Le problème n’est pas d’avoir une forme faible.

Le problème est de croire qu’elle n’existe pas.


Ce que cela change pour les éducateurs et les parents

Un jeune en difficulté n’est pas nécessairement en manque d’intelligence globale.

Il peut être :

  • en décalage entre sa forme dominante et celle sollicitée
  • peu entraîné dans une forme essentielle
  • épuisé à fonctionner constamment hors de sa dominante

Le système scolaire valorise surtout :

  • la forme analytique
  • la forme verbale
  • la rapidité cognitive

Il sollicite moins :

  • la forme pratique
  • visuelle
  • contemplative
  • relationnelle

D’où de nombreuses mises en échec artificielles.


Les formes d’intelligence se développent comme des muscles

L’intelligence humaine est une faculté vivante.

Ses formes d’expression se développent par l’exercice.

Elles fonctionnent comme des muscles.

Si vous ne faites jamais de pompes,

vos bras ne disparaissent pas.

Mais ils ne se développent pas.

Il en va de même :

  • La forme analytique se renforce par l’entraînement logique.
  • La forme pratique par l’action répétée.
  • La forme relationnelle par l’expérience humaine réelle.
  • La forme contemplative par le silence et le temps long.
  • La forme adaptative par la gestion du flux.
  • La forme verbale par l’expression régulière.
  • La forme visuelle par la représentation.

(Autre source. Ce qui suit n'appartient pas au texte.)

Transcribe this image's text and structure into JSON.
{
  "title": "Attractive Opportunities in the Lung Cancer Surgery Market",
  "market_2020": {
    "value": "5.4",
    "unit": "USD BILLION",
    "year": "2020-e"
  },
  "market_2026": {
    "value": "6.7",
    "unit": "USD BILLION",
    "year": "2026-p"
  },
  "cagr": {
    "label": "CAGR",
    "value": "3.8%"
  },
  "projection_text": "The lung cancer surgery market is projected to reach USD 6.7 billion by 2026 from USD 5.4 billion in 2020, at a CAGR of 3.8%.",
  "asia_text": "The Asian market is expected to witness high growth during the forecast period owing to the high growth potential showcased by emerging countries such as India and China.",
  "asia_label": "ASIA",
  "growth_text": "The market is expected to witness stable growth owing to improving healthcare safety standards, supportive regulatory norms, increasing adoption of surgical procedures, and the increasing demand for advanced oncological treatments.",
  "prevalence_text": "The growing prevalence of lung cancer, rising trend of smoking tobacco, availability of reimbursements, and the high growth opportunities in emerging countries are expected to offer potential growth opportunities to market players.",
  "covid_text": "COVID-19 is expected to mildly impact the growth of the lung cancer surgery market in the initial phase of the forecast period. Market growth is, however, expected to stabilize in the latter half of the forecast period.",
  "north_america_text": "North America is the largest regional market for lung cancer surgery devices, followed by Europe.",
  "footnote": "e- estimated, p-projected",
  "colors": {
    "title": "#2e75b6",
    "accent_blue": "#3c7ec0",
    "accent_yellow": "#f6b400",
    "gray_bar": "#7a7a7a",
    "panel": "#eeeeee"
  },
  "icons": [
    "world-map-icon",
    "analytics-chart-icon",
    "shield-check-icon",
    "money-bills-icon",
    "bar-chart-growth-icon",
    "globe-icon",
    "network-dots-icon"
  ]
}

Ce qui n’est pas exercé reste faible.

Ce qui est entraîné progresse.

L’objectif éducatif n’est pas d’enfermer un jeune dans sa dominante.

Il s’agit :

  • d’appuyer sur sa force,
  • de consolider sa secondaire,
  • d’entraîner progressivement ses formes moins développées.

Conclusion

La question n’est pas :

“Ce jeune est-il intelligent ?”

Mais :

“Sous quelles formes son intelligence s’exprime-t-elle ?”

Former un jeune ne consiste pas à produire une seule forme performante.

C’est permettre à l’intelligence humaine de se déployer dans sa diversité :

  • comprendre,
  • agir,
  • relier,
  • réfléchir,
  • s’adapter,
  • représenter,
  • exprimer.

Autrement dit :

non pas une intelligence uniforme,

mais une intelligence pleinement humaine.